The issues were becoming more complex, the procedures more intricate.
In the early 1970s, nearly 200 years after the first Members arrived to legislate,
Congress began to consider formalizing its pre-Congress preparations, both structural and
educational. The belief seemed to be that the sooner the organizational decisions were
made and the structure was in place, the faster the start Members would have in solving
the problems of the day. As well, the more Members knew about the intricacies and
complexities of those problems, the more sophisticated the deliberations would be, the
sooner those deliberations could begin, and the more comprehensive and appropriate the
eventual response would be.
Formalizing the Process
Accordingly, in 1974, pursuant to the adoption of H.Res. 988 (93rd Congress), the
Committee Reform Amendments of 1974, the House authorized early organizational
meetings for its Members. The Senate followed suit soon thereafter.
Speaker Carl Albert and Minority Leader Gerald Ford agreed, that during the
transition time between Congresses, preparation for the next Congress would be of
invaluable help in reducing the organizational and legislative congestion that normally
accompanies the start of a Congress. Prior to the convening of a new Congress
(somewhere between November 15 and December 20 of any even-numbered year),
Democratic party caucuses or Republican party conferences may be called by the Majority
and Minority Leaders after consultation with the Speaker. If done, the business is, among
other things, to choose party leaders and committee members. As well, Members can pick
up political tips, technical and administrative lessons, policy facts, figures and
interpretations, and a sense of the informal “rules of the game.” Members-elect receive
travel and per diem allowances, while reelected Members receive travel allowances if the
House has adjourned sine die. Both groups are expected to attend.
In the past nearly three decades, these meetings have become more formalized, more
comprehensive, more valued, and more necessary.

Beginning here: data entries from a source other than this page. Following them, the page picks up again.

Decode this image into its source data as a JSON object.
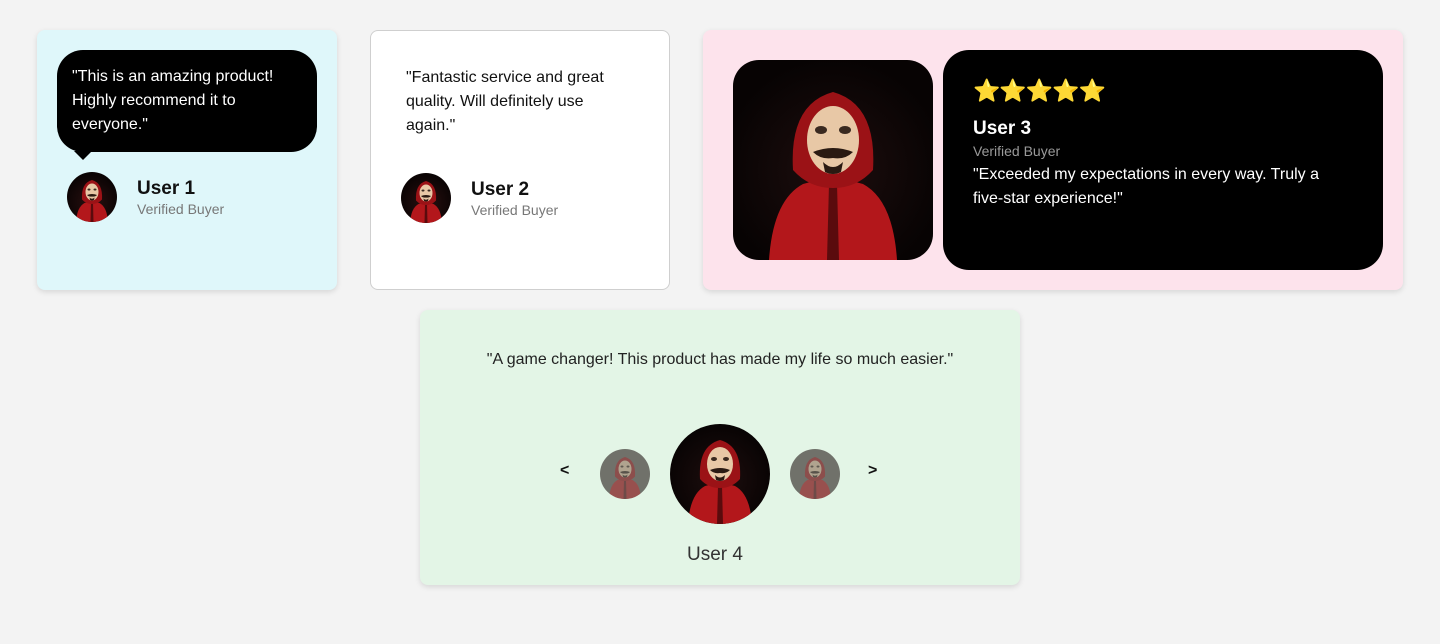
{
  "testimonials": [
    {
      "quote": "\"This is an amazing product! Highly recommend it to everyone.\"",
      "name": "User 1",
      "role": "Verified Buyer"
    },
    {
      "quote": "\"Fantastic service and great quality. Will definitely use again.\"",
      "name": "User 2",
      "role": "Verified Buyer"
    },
    {
      "stars": "⭐⭐⭐⭐⭐",
      "rating": 5,
      "name": "User 3",
      "role": "Verified Buyer",
      "quote": "\"Exceeded my expectations in every way. Truly a five-star experience!\""
    },
    {
      "quote": "\"A game changer! This product has made my life so much easier.\"",
      "name": "User 4",
      "prev_label": "<",
      "next_label": ">"
    }
  ],
  "colors": {
    "page_bg": "#f3f3f3",
    "card1_bg": "#dff7fa",
    "card3_bg": "#fde3ec",
    "card4_bg": "#e3f5e6",
    "jumpsuit_red": "#b3171b"
  },
  "icons": {
    "avatar": "masked-person-red-hoodie",
    "stars": "star-icon"
  }
}
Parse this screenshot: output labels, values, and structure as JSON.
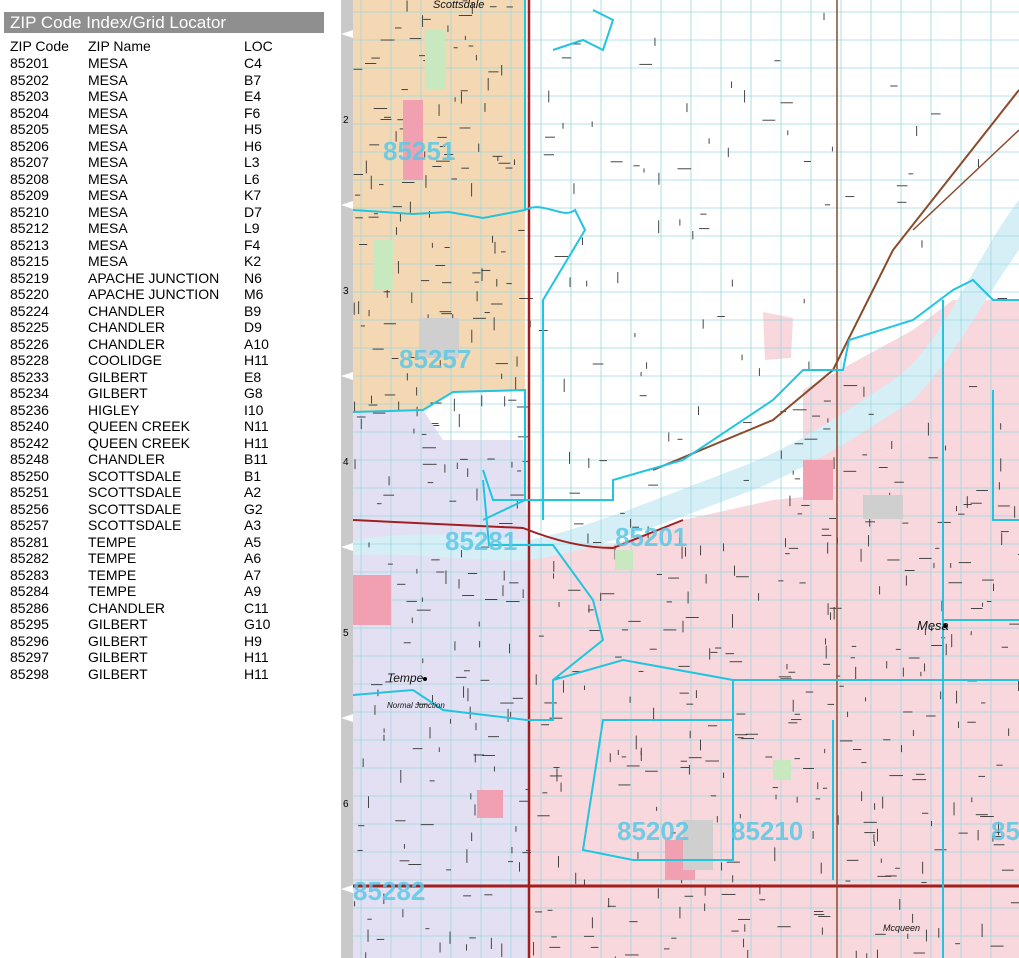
{
  "panel": {
    "title": "ZIP Code Index/Grid Locator",
    "headers": [
      "ZIP Code",
      "ZIP Name",
      "LOC"
    ],
    "rows": [
      [
        "85201",
        "MESA",
        "C4"
      ],
      [
        "85202",
        "MESA",
        "B7"
      ],
      [
        "85203",
        "MESA",
        "E4"
      ],
      [
        "85204",
        "MESA",
        "F6"
      ],
      [
        "85205",
        "MESA",
        "H5"
      ],
      [
        "85206",
        "MESA",
        "H6"
      ],
      [
        "85207",
        "MESA",
        "L3"
      ],
      [
        "85208",
        "MESA",
        "L6"
      ],
      [
        "85209",
        "MESA",
        "K7"
      ],
      [
        "85210",
        "MESA",
        "D7"
      ],
      [
        "85212",
        "MESA",
        "L9"
      ],
      [
        "85213",
        "MESA",
        "F4"
      ],
      [
        "85215",
        "MESA",
        "K2"
      ],
      [
        "85219",
        "APACHE JUNCTION",
        "N6"
      ],
      [
        "85220",
        "APACHE JUNCTION",
        "M6"
      ],
      [
        "85224",
        "CHANDLER",
        "B9"
      ],
      [
        "85225",
        "CHANDLER",
        "D9"
      ],
      [
        "85226",
        "CHANDLER",
        "A10"
      ],
      [
        "85228",
        "COOLIDGE",
        "H11"
      ],
      [
        "85233",
        "GILBERT",
        "E8"
      ],
      [
        "85234",
        "GILBERT",
        "G8"
      ],
      [
        "85236",
        "HIGLEY",
        "I10"
      ],
      [
        "85240",
        "QUEEN CREEK",
        "N11"
      ],
      [
        "85242",
        "QUEEN CREEK",
        "H11"
      ],
      [
        "85248",
        "CHANDLER",
        "B11"
      ],
      [
        "85250",
        "SCOTTSDALE",
        "B1"
      ],
      [
        "85251",
        "SCOTTSDALE",
        "A2"
      ],
      [
        "85256",
        "SCOTTSDALE",
        "G2"
      ],
      [
        "85257",
        "SCOTTSDALE",
        "A3"
      ],
      [
        "85281",
        "TEMPE",
        "A5"
      ],
      [
        "85282",
        "TEMPE",
        "A6"
      ],
      [
        "85283",
        "TEMPE",
        "A7"
      ],
      [
        "85284",
        "TEMPE",
        "A9"
      ],
      [
        "85286",
        "CHANDLER",
        "C11"
      ],
      [
        "85295",
        "GILBERT",
        "G10"
      ],
      [
        "85296",
        "GILBERT",
        "H9"
      ],
      [
        "85297",
        "GILBERT",
        "H11"
      ],
      [
        "85298",
        "GILBERT",
        "H11"
      ]
    ]
  },
  "grid_rows": [
    "2",
    "3",
    "4",
    "5",
    "6"
  ],
  "map": {
    "places": [
      "Scottsdale",
      "Tempe",
      "Normal Junction",
      "Mesa",
      "Mcqueen"
    ],
    "zip_labels": [
      "85251",
      "85257",
      "85281",
      "85201",
      "85202",
      "85210",
      "85282",
      "85"
    ],
    "colors": {
      "scottsdale": "#f4d8b4",
      "tempe": "#e4e0f4",
      "mesa": "#f8d8dc",
      "unincorporated": "#ffffff",
      "zip_boundary": "#22c4e0",
      "river": "#d8eef4",
      "park": "#c8e8c0",
      "golf": "#f0a0b0",
      "freeway": "#a02020",
      "railroad": "#8b4a2a"
    }
  }
}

In fact, these sessions go far beyond
those envisioned in 1974. Now, not only are there meetings for making organizational
decisions, but also ones for educational purposes. Now, not only are they for Members,
but some are for Members and staff together while others are for staff only. Some are for
Members and their spouses, some even are limited to spouses of newly elected Members.

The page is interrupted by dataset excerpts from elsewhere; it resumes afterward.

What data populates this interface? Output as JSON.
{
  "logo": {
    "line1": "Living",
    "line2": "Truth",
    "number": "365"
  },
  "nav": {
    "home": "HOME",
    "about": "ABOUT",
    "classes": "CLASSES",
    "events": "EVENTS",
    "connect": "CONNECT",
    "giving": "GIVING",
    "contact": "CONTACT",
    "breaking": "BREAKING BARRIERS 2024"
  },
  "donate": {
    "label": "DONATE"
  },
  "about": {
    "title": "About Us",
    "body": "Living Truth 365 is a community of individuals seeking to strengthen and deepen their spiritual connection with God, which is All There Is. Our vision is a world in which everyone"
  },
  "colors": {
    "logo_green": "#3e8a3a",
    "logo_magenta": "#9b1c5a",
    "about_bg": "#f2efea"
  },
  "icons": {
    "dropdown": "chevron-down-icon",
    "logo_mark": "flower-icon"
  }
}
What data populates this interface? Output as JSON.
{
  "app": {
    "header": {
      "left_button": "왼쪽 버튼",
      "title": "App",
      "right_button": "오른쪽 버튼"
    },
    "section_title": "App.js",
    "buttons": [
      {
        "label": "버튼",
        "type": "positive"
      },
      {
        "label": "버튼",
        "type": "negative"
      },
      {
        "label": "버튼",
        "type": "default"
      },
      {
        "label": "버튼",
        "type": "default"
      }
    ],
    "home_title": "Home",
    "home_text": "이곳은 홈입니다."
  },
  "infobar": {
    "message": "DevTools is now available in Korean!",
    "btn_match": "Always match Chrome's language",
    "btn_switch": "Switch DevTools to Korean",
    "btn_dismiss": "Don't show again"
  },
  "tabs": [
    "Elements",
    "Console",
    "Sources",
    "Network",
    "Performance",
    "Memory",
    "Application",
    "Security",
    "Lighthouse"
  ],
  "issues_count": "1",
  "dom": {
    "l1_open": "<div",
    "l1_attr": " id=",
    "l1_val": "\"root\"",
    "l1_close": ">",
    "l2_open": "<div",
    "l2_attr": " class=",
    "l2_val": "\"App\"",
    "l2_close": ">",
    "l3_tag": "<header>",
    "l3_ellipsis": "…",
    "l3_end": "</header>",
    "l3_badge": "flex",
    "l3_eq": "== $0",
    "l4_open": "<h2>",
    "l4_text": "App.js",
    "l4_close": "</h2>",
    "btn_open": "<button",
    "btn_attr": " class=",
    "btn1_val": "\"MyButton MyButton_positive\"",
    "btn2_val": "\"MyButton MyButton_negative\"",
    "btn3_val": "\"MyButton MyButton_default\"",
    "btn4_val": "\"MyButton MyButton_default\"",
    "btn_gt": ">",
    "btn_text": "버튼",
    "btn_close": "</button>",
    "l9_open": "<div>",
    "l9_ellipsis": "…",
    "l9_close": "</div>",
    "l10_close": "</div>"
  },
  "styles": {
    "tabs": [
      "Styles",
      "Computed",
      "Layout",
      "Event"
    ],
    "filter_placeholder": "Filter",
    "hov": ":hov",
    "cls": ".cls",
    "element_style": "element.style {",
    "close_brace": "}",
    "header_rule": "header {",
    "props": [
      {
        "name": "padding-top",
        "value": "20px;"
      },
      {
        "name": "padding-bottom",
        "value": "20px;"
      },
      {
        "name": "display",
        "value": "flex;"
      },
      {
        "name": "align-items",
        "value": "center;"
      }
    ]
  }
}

Now, not only are they sponsored by the party caucus and conferences, but by the
respective campaign committees, the House Administration and Senate Rules and
Administration Committees, Harvard University, the Congressional Management
Foundation, the Congressional Research Service, the Heritage Foundation, Empower
America, and numerous informal groups both on and off the Hill. Now, not only are they
held in Washington, D.C., but in Cambridge, Massachusetts, Annapolis, Maryland, and
Williamsburg, Virginia, as well. Each is well attended, and each pays handsome
dividends for Members who attend.
The educational sessions available range from legislative procedures, both in
committee and on the floor, to how to hire a staff. They cover the broad range of current
issues from defense to the environment to agriculture, from the specifics of a particular
weapons system to the best method of reducing the federal deficit. They are taught by
current Members, former Members, government practitioners, and academic experts.
They focus on the substance of issues, previous attempts at legislative changes, the
Administration’s position and the outlook for action in the current Congress. Numerous
interest groups provide information for consideration, as do the party leadership.
The organizational sessions serve as the first introduction to the Congress and to
each other for the new Members and attest to the value and intent of the early meetings
envisioned in 1974. Accordingly, before the end of the year, class officers are elected,
party leaders selected, and chamber officers, such as the chaplain, chosen. Regional
representatives to steering and policy committees, designees to the committees on
committees, and other party officials are named. Chairmen of selected committees are
elected and members of those committees are often chosen. Each of these actions is then
subject only to official ratification at the start of the Congress. Room selection drawings
and room assignments are also accomplished during these sessions.
Each January of a recent odd-numbered year, Congress has begun work earlier than
it used to. Both chambers immediately make remaining committee assignments, while
committees hold their organizational sessions to establish subcommittees, make
subcommittee assignments, hire staff, and adopt committee rules. Accordingly, when the
scores of measures introduced on the first day are referred to committee, Congress is
ready to get to work on its legislative agenda without having to spend time on
organizational and administrative matters.